SLINGERLANDS — The home of one of the hamlet’s founding family members is on the market.
The Victorian home at the end of Mullens Road is for sale. The historic home of Cornelius H. Slingerland, along with the eight acres of land it sits upon, is fetching an asking price of $990,000.
The quiet, narrow side street is a snapshot of the town’s storied history. The road is named after Dr. Clarence Mullen who lived at the home with his wife, Mary Andrews. Andrews, a Slingerland, took ownership of the Slingerland Printing Company after her father, Cornelius, died in 1910.
The available property is one of several lots once owned by the Slingerland family.
According to the Slingerlands Historic District, Tenuis Slingerland is the first known settler of the area. By the 19th century, the family’s prominence grew around a plank road in which they managed the toll gate, and a railroad William H. Slingerland helped build through town by surveying its path.
William was also the hamlet’s first postmaster. That was when the zip code bared the name Normanskill. By the end of the Civil War, local people had taken to calling the area Slingerlands Corners. Family homes that still exist today include the white, two-story home at 1575 New Scotland Road and another at the end of Bridge Road.
Though no known Slingerland resided there, the “Ironweed House” on New Scotland Road was built on Slingerland land.

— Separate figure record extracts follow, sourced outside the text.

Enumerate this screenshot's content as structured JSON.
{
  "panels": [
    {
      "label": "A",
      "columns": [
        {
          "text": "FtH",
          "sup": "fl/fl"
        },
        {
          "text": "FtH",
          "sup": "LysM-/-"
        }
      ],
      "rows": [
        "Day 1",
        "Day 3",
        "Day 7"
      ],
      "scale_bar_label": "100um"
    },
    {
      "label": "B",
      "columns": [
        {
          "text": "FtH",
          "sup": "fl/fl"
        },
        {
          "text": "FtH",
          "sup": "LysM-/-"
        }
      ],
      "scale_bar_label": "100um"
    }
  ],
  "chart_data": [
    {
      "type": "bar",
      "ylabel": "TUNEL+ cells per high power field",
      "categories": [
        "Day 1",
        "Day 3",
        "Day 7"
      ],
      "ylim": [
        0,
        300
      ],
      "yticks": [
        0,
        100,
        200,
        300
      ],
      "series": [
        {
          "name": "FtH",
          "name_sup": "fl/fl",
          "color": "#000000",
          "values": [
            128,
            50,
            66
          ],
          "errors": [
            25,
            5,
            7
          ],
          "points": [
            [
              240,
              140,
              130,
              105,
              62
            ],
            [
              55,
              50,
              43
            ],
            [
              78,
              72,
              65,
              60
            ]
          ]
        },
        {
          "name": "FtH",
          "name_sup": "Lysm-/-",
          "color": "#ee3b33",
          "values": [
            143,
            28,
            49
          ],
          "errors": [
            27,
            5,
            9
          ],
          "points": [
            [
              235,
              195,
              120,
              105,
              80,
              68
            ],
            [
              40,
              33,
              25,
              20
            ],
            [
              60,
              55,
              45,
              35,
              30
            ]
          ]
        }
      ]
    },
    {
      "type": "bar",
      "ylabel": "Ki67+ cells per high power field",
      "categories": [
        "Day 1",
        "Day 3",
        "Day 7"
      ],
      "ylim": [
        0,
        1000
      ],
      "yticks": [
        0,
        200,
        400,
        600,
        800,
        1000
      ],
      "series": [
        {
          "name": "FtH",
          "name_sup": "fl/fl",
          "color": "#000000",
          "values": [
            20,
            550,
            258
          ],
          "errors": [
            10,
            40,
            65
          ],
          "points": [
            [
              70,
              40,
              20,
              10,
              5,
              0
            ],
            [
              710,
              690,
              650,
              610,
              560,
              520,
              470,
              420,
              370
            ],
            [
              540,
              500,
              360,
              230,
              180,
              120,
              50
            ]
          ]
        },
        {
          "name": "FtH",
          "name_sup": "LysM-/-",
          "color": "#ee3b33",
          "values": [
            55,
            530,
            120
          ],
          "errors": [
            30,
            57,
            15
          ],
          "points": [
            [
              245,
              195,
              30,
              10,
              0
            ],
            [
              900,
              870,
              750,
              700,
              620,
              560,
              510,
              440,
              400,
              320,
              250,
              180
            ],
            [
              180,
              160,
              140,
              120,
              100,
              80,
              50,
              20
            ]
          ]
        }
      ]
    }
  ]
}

The house was used for a scene in the 1987 Jack Nicholson-Meryl Streep film based on the eponymous Pulitzer Prize-winning novel by William Kennedy.
Before 1980, there was another Victorian home tied to the family before it was torn down. The former Café Mangia restaurant now stands on that plot, in front of where the family burial vault remains. The rasing of the historica home drew protests from local residents who wished to see the house saved for historic purposes.
More rumbling surrounding the property erupted over 30 years later when a developer proposed building apartment housing there. Residents balked at the proposal over fears it would contrast against the now registered historic district’s character. They were also concerned construction equipment would damage the neighboring family vault. The plan was subsequently tabled.
Town Historian Susan Leath said the stop on the Delaware and Hudson Railroad briefly went by yet another name — Ruxton. That idea lasted for about two weeks before the family had the name changed back to Slingerlands in 1891.
According to real estate records, the Mullens Road property is assessed at $304,200. The listing agent does not state any features beyond the home having a detached garage, its immediate access to the Albany County Helderberg-Hudson Rail Trail and its potential as a development site.